Mit drei Siegen ließ Spanien überhaupt keinen Zweifel über die Kräfteverhältnisse in Gruppe B aufkommen. Der Fight um Platz zwei, ausgetragen zwischen Paraguay und Südafrika, die sich im direkten Vergleich 2:2 trennten, ging an die Südamerikaner, die sich trotz langen Unterzahlspiels und Rückstandes im letzten Gruppenspiel gegen Slowenien noch zu einem 3:1-Sieg aufrafften, der fürs Weiterkommen langte.

Die knackige Auftaktpartie der Gruppe C, zwischen Brasilien und der Türkei, führte die beiden Teams zusammen, die sich für das Achtelfinale qualifizieren sollten. Brasilien musste sich schon mächtig strecken, um das Halbmondteam mit 2:1 zu kontrollieren, gewann die beiden anderen Spiele gegen Costa Rica und WM-Neuling China (Volksrepublik) aber souverän. Der Türkei verhalf die bessere Tordifferenz zu Platz zwei, vor Costa Rica.

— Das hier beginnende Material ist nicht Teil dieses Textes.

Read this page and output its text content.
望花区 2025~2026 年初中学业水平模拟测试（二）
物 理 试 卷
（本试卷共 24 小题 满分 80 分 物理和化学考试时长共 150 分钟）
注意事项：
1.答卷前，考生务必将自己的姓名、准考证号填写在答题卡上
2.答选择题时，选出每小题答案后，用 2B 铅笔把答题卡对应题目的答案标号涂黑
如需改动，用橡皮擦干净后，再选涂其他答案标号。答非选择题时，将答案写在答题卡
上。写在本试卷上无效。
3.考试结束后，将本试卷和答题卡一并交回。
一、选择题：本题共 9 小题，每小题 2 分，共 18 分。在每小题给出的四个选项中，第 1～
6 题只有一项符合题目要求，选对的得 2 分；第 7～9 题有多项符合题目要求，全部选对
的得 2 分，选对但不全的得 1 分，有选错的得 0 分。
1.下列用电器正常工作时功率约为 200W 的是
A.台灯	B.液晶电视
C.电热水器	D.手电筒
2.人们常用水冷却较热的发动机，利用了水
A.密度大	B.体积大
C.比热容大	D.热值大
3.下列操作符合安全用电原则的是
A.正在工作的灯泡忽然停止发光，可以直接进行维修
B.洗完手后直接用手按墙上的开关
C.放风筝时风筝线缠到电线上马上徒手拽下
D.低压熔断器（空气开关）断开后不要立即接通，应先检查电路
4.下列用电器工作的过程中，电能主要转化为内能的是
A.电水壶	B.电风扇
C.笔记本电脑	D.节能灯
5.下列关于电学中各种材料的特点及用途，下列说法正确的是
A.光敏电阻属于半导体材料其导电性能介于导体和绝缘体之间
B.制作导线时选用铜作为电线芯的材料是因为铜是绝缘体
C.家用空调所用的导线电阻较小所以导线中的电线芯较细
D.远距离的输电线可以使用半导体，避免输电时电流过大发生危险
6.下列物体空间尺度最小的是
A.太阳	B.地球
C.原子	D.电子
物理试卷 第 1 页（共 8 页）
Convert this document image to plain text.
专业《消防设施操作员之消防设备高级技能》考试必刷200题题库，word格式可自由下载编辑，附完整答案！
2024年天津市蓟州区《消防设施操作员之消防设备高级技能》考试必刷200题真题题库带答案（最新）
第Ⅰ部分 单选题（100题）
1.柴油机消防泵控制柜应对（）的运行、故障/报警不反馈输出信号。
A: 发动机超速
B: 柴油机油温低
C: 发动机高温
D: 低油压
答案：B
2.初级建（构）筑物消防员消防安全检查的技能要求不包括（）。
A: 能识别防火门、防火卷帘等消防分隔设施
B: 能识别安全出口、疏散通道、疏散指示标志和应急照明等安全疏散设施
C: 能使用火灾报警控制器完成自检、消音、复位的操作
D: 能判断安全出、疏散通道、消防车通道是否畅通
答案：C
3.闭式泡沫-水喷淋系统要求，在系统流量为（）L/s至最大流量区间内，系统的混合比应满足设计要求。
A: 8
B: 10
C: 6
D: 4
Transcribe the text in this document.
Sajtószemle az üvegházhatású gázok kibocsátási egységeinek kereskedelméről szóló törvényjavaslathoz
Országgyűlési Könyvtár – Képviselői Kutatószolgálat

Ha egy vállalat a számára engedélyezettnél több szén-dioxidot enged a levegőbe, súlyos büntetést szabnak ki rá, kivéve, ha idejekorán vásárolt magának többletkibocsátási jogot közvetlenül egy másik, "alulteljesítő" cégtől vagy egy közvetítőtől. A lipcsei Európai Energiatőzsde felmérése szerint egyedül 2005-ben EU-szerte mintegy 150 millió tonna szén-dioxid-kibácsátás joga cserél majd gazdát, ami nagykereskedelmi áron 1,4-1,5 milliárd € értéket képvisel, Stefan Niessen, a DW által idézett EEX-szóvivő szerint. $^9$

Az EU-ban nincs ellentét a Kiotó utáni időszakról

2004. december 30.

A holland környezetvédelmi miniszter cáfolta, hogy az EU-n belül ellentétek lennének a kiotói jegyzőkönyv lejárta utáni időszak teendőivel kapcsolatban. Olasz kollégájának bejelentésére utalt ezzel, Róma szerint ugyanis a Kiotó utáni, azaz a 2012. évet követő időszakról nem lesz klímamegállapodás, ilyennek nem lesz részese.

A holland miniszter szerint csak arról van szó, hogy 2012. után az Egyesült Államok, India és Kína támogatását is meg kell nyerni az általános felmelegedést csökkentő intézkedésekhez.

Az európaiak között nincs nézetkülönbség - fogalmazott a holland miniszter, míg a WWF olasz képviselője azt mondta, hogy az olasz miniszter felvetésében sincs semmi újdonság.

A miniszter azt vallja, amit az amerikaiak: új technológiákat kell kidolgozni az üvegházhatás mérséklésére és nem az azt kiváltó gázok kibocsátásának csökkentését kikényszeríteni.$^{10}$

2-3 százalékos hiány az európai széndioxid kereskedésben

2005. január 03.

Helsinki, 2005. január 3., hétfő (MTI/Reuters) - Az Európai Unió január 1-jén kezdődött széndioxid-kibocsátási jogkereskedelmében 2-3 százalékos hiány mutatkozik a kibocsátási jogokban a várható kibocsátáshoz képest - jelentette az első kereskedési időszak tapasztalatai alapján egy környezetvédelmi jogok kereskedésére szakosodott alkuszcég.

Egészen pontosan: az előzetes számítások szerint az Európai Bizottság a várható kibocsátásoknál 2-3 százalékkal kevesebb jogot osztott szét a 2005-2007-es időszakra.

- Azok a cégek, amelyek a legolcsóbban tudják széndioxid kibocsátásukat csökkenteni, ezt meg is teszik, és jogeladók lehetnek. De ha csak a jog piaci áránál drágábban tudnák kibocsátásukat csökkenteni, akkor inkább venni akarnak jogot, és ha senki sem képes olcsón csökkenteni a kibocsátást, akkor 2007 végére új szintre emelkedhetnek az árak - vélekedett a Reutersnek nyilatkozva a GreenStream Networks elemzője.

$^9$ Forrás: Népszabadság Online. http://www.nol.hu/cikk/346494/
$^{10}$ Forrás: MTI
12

Mit ungeheurem läuferischen Aufwand kämpfte sich Mitausrichter Südkorea erfolgreich durch die Gruppenphase und setzte sich ungeschlagen, nur von den zweitplatzierten US-Amerikanern zu einer Punkteteilung genötigt (1:1), als Sieger der Gruppe D durch. Die beiden europäischen Teams enttäuschten. Vor allem die Portugiesen, die viele Experten als WM-Geheimtipp auf dem Zettel hatten. Polens abschließender 3:1-Sieg gegen die USA bewahrte die Osteuropäer nicht mehr davor, als schwächster Vertreter der Gruppe den Heimweg antreten zu müssen.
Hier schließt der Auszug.